Suryani, bidan tunggal di Desa Geudumbak, Kecamatan Langkahan, Kabupaten Aceh Utara, telah mengabdikan diri selama 15 tahun terakhir untuk melayani kesehatan ibu dan anak di wilayah terpencil tersebut. Desa Geudumbak, yang berjarak sekitar 2,5 jam dari Kota Lhokseumawe, menjadi saksi bisu perjuangan Suryani dalam membantu persalinan warga.
Sejak tahun 2011, ibu dua anak ini mendedikasikan waktu dan tenaganya untuk tugas mulia tersebut. Lahir dan tumbuh di lingkungan yang sama, Suryani memiliki tekad kuat untuk menyalurkan ilmunya demi kesehatan reproduksi perempuan hingga proses persalinan.

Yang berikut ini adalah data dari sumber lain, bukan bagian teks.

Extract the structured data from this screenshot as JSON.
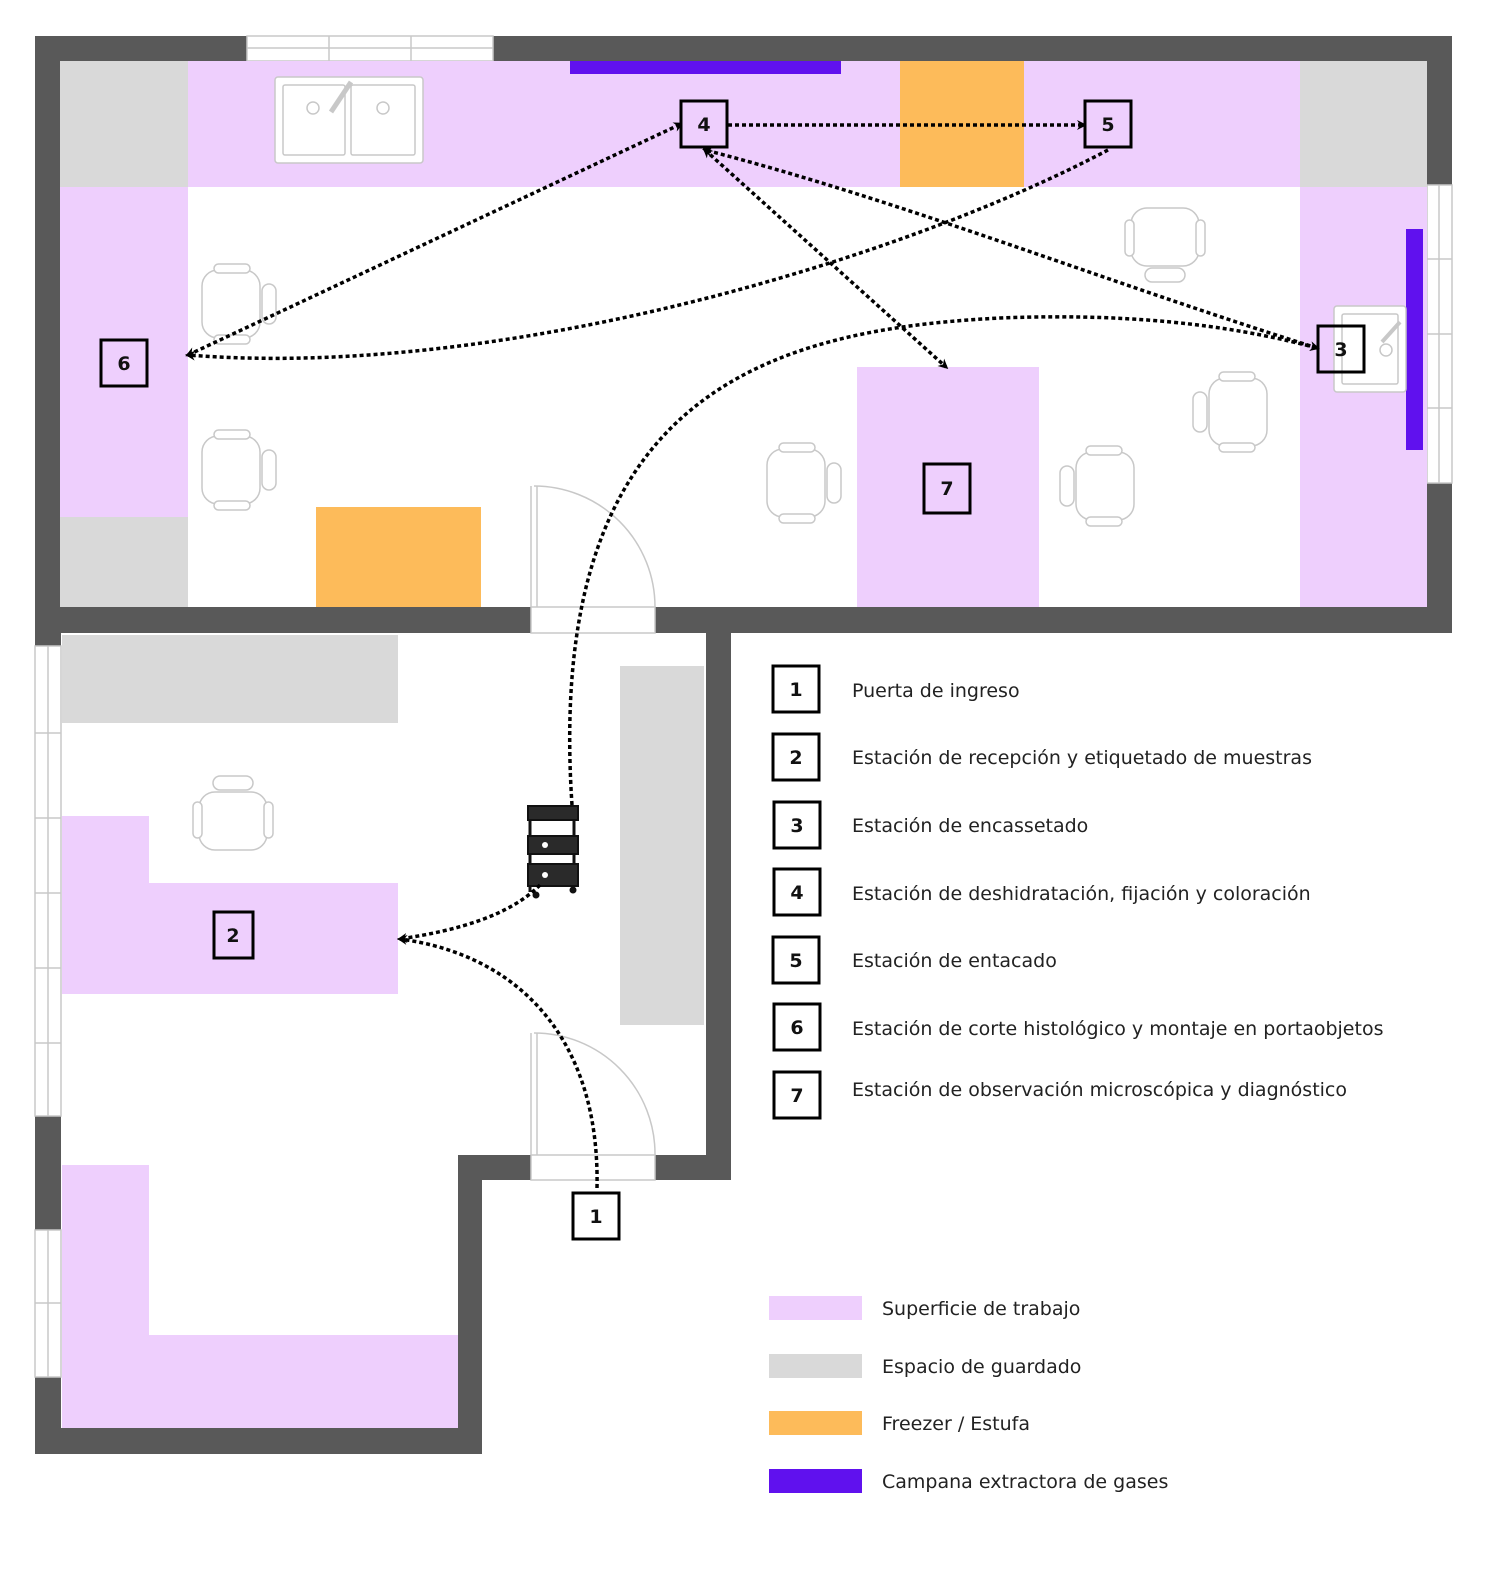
{
  "colors": {
    "work_surface": "#eecffd",
    "storage": "#d9d9d9",
    "freezer": "#fdbb5a",
    "fume_hood": "#6011ee",
    "wall": "#595959"
  },
  "stations": [
    {
      "num": "1",
      "label": "Puerta de ingreso"
    },
    {
      "num": "2",
      "label": "Estación de recepción y etiquetado de muestras"
    },
    {
      "num": "3",
      "label": "Estación de encassetado"
    },
    {
      "num": "4",
      "label": "Estación de deshidratación, fijación y coloración"
    },
    {
      "num": "5",
      "label": "Estación de entacado"
    },
    {
      "num": "6",
      "label": "Estación de corte histológico y montaje en portaobjetos"
    },
    {
      "num": "7",
      "label": "Estación de observación microscópica y diagnóstico"
    }
  ],
  "surface_legend": [
    {
      "label": "Superficie de trabajo",
      "color": "#eecffd"
    },
    {
      "label": "Espacio de guardado",
      "color": "#d9d9d9"
    },
    {
      "label": "Freezer / Estufa",
      "color": "#fdbb5a"
    },
    {
      "label": "Campana extractora de gases",
      "color": "#6011ee"
    }
  ],
  "icons": [
    "sink-icon",
    "chair-icon",
    "cart-icon",
    "door-icon",
    "window-icon"
  ]
}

“Saya dari 2011 hingga 2025 berstatus sebagai tenaga sukarela di Puskesmas Langkahan, sekaligus bidan desa di Geudumbak. Honor saya tidak menentu, tergantung pada kebaikan hati kepala puskesmas,” ungkap Suryani kepada Kompas.com pada Selasa (21/4/2026). Sejak 5 Februari 2026, statusnya berubah menjadi Pegawai dengan Perjanjian Kerja (PPPK) Paruh Waktu Kabupaten Aceh Utara, dengan honor bulanan sebesar Rp 200.000.
Tugasnya mencakup pelayanan kesehatan bagi ibu dan anak di beberapa desa terpencil, termasuk Desa Geudumbak, Buket Linteung, Rumoh Rayeuk, dan Leubok Pusaka di Kecamatan Langkahan. Wilayah ini berbatasan langsung dengan hutan dan merupakan salah satu daerah yang paling parah terdampak banjir pada 26 November 2025.
“Intinya, jika ingin menjadi bidan, harus ikhlas dan tulus melayani. Soal rezeki itu urusan Allah SWT. Saya menutupi kekurangan penghasilan dengan layanan kesehatan dan obat-obatan mandiri,” jelasnya.
Tantangan Keseharian di Pelosok Aceh
Selama 15 tahun pengabdiannya, Suryani menghadapi berbagai kesulitan, mulai dari akses sinyal telepon yang terbatas hingga kondisi jalan yang buruk. Namun, panggilan tugas untuk membantu persalinan tak pernah ia abaikan, terlepas dari lokasi dan waktu.
Bahkan, saat banjir besar melanda pada November 2025, Suryani tetap sigap membantu persalinan di tenda pengungsian. Salah satu pasiennya, Fatimah, warga Desa Buket Rayeuk, Kecamatan Tanah Jambo Aye, harus dievakuasi ke tenda pengungsian di Unit 5, Kecamatan Baktiya, Kabupaten Aceh Utara, setelah rumahnya hancur diterjang banjir.
“Banjir mulai 26 November 2025. Pasien Fatimah dibawa ke lokasi pengungsian saya pada 27 November 2025 setelah diselamatkan warga dari pohon sawit. Syukurnya, persalinan berlangsung normal pada 28 November 2025. Meskipun rumah saya hancur, tugas kita adalah membantu pasien, itu wajib,” tuturnya dengan nada prihatin namun penuh keteguhan.
Di tengah kesedihan kehilangan rumah, Suryani memilih untuk mengesampingkan kepiluan demi fokus pada tugasnya. “Berkat pertolongan Allah SWT, pasiennya selamat,” ujarnya penuh syukur.
Harapan untuk Kesejahteraan dan Pengakuan
Kini, Suryani dan keluarganya masih menempati hunian sementara (huntara) pascabanjir. Ia bercerita bahwa baru pekan lalu ia kembali membantu persalinan di huntara.
“Bidan tidak mengenal waktu, bahkan tanggal merah. Kapan pun dibutuhkan, kami siap berangkat dan membantu semaksimal mungkin,” katanya.
Menyoal harapan kepada negara, Suryani mengungkapkan keinginannya agar bidan seperti dirinya dapat diangkat menjadi PPPK Penuh Waktu agar kesejahteraannya lebih terjamin. “Soal pelayanan, lihatlah kami. Jangan ragukan dedikasi kami untuk masyarakat di pelosok negeri,” pungkasnya penuh harap.